During her time at the World Bank, Commissioner Georgieva also served as sector manager on Environment for the East Asia and Pacific Region, director in charge of World Bank environmental strategy, policies and lending, World Bank director for the Russian Federation and later, director for Sustainable Development.

She assumed her role as Commissioner in February 2010, a position she felt readily prepared for following her journey from Salzburg Global.

“I came back to be EU Commissioner for International Cooperation, Humanitarian Aid and Crisis Response so much [more] prepared for the job from all my work with the developing world and on climate change, one of the biggest risks to cause economic and humanitarian crises today.

“All in all, Salzburg defines who I am.”

Commissioner Georgieva said that attending the seminar helped her to understand the difficulties of finding solutions where competing parties had separate interests.

“Our session was a simulation of climate change negotiations. We in our attempts failed and so did the world later on, but we never should lose hope that when we talk to each other in an inclusive, open and democratic world [that] a pathway to solutions is possible.”

In her role as Commissioner, she has been fighting the hunger crisis in the Sahel and has helped coordinate the European Union’s relief contributions to Japan after the earthquake and subsequent nuclear disaster in Fukushima.

“I have the best and the worst job in the European Commission. It is the best because what I do is to mobilize help for people affected by conflicts and disasters in their most difficult moments in life.

“It is also the worst because what I see is that fragility in the world is increasing, climate change leads to more devastating disasters and conflicts are becoming more complex, not less.”

In May 2013, in response to the humanitarian crisis in Syria, Commissioner Georgieva visited refugee camps in Jordan and Lebanon, announcing the allocation of €65 million in humanitarian aid from the European Commission.

A month later, she returned to Salzburg Global to speak at the Board of Directors Weekend.

Commissioner Georgieva said: “It was an enormous honor to be invited to come back and speak on what has been the experience of the years since 1990 in my life, in a sense, to give back to the Salzburg Global Seminar what I got from it at the very beginning – a perspective of how the world can be a better place.”

She revealed to Salzburg Global that the seminar was an important platform for bringing people together with different perspectives, and the need for that platform has only increased.
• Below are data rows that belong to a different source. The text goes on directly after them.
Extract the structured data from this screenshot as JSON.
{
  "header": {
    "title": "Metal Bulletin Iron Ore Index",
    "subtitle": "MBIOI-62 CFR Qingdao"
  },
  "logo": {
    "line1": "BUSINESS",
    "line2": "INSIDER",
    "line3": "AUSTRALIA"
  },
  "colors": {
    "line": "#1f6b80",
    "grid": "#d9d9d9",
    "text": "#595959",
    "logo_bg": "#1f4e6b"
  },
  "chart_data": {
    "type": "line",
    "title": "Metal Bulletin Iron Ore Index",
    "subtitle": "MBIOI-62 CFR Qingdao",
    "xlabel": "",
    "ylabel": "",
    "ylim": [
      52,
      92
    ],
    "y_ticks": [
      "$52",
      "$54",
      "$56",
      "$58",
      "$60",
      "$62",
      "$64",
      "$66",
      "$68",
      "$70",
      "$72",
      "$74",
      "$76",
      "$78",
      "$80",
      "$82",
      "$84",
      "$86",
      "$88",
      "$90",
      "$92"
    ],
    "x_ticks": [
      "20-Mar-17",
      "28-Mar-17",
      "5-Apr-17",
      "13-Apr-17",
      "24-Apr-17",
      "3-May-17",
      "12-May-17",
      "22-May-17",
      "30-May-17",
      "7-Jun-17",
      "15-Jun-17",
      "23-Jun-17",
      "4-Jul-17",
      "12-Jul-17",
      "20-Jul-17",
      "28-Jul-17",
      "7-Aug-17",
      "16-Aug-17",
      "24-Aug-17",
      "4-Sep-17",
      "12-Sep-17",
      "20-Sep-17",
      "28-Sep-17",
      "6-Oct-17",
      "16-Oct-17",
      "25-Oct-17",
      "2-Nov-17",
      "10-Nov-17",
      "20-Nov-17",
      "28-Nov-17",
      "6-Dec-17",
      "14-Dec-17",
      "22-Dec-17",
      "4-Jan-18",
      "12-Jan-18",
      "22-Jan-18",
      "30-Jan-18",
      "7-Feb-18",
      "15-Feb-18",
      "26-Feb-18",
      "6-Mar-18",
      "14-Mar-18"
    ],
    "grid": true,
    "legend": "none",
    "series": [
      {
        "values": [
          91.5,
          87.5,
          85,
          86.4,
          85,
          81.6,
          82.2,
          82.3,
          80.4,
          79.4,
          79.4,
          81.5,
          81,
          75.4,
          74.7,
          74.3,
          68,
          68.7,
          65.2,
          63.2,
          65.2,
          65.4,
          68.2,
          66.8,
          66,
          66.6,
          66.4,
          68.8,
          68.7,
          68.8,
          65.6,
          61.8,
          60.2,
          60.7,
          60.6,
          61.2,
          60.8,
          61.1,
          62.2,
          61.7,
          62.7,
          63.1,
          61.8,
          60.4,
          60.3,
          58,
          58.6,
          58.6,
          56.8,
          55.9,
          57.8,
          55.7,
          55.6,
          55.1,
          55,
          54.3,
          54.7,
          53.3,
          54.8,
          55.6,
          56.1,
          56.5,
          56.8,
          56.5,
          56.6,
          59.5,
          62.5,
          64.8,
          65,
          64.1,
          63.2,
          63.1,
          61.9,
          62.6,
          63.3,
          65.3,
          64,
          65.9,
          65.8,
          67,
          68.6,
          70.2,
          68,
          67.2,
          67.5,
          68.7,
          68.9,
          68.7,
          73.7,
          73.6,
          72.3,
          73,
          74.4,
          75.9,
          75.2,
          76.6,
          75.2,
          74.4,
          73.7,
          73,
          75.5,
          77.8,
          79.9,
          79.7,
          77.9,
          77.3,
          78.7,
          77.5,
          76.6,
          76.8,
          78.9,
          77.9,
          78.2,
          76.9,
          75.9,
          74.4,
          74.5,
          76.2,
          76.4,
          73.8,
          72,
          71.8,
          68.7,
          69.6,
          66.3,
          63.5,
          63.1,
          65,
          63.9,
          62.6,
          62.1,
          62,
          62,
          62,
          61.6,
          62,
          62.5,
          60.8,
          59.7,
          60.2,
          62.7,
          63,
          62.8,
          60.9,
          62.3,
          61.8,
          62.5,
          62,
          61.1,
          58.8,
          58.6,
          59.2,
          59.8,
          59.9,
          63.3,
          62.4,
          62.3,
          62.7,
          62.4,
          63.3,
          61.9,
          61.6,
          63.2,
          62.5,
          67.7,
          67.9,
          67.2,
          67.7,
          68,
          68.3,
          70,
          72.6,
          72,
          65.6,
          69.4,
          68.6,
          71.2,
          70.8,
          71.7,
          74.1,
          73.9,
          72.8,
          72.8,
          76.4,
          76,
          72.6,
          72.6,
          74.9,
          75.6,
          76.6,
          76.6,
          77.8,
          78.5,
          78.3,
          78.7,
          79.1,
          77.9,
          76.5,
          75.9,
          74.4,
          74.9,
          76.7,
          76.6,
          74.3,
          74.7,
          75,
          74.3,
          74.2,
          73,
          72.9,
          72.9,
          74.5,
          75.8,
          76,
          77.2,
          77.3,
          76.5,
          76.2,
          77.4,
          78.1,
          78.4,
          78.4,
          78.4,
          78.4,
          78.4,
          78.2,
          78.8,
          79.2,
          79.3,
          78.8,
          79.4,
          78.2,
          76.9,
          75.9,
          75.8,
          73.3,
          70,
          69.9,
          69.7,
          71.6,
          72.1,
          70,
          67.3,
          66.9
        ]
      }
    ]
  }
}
“I strongly believe that Salzburg Global Seminar has taken on reflections on how the world is changing and it’s [in a] position to bring people together on the new issues that we all face from climate change adaptation to peace and security, from how the world evolves in terms of census of power to how we can help the most fragile countries cope with their fragility.”
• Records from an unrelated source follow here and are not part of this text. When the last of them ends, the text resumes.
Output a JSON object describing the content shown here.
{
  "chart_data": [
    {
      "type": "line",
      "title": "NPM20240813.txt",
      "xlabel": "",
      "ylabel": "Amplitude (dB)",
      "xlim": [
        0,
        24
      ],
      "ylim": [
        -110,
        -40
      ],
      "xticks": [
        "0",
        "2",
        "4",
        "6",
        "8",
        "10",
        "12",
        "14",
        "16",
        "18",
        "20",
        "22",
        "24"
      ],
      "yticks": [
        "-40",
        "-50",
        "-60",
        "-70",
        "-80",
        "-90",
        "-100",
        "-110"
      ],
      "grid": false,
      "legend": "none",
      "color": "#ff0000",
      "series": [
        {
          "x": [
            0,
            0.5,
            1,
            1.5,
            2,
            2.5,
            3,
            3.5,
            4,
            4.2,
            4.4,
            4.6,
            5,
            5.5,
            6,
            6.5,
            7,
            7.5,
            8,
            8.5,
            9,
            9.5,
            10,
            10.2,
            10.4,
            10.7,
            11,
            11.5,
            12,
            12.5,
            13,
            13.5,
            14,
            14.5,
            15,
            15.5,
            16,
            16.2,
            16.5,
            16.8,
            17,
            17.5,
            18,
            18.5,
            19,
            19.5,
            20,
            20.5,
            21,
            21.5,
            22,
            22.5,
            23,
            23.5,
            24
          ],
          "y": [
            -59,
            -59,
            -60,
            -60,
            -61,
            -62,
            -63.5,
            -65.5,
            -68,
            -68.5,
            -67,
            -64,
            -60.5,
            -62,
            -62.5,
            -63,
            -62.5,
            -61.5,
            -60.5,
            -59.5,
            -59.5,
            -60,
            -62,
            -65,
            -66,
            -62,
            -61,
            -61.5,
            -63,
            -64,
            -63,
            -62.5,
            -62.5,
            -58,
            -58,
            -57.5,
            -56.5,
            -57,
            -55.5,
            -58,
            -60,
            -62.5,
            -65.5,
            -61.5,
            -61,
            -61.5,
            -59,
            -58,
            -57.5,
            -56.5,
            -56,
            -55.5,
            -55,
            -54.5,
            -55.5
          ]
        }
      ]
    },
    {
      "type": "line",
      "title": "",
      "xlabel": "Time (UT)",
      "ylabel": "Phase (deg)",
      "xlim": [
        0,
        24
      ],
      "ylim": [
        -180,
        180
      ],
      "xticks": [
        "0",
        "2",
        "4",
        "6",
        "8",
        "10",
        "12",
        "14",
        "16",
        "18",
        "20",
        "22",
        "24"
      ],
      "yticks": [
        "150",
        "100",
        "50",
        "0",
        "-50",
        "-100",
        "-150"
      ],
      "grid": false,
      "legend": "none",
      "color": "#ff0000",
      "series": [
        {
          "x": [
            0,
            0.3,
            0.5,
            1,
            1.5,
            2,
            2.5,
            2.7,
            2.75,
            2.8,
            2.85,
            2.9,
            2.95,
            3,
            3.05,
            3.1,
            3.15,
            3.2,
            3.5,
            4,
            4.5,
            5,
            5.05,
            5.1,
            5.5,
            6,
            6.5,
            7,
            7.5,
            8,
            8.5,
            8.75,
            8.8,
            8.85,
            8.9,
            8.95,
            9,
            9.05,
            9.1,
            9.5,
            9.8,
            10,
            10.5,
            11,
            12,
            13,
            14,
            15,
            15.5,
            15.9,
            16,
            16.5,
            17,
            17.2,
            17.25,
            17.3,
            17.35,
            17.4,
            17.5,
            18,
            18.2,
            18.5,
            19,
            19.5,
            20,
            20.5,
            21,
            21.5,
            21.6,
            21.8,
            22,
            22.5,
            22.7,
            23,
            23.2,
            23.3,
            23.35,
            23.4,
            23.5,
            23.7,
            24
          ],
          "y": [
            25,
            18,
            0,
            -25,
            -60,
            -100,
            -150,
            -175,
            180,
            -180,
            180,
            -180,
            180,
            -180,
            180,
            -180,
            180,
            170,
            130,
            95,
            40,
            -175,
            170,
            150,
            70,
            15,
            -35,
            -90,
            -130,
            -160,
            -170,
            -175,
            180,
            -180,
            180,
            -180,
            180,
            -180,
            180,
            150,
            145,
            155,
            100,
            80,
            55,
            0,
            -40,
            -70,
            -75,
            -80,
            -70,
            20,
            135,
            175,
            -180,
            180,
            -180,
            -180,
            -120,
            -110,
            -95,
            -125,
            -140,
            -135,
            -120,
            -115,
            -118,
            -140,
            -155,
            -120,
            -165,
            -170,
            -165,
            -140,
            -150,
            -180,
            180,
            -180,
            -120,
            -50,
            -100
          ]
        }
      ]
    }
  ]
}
In her role, Commissioner Georgieva outlined three objectives she wanted to see accomplished by the time her mandate ends.

She would like to see the European Union to continue leaning forward in the face of the most dramatic humanitarian emergencies, to work harder on preparedness and prevention and have legislation in the European Union for it.

She said: “With needs going up and resources not following it is absolutely crucial to reduce risks and that means understand where the risks are and help communities and countries to be better equipped to withstand recurring shocks.

“We are on our way to adopt a new legislation for civil protection of Europe for making Europe itself stronger in the face of climate change, in the face of more frequent and devastating disasters.”

Commissioner Georgieva defined the European Union as a global leader in the area of humanitarian aid.

“I see any place I go – from the Sahel to the Horn of Africa, to the Central African Republic to Japan – dedicated Europeans who bring help and hope, who risk their lives to save the lives of others.

“In my activities, I’m determined to not only do more good but to get this good to be better known where it originates from in the European Union.”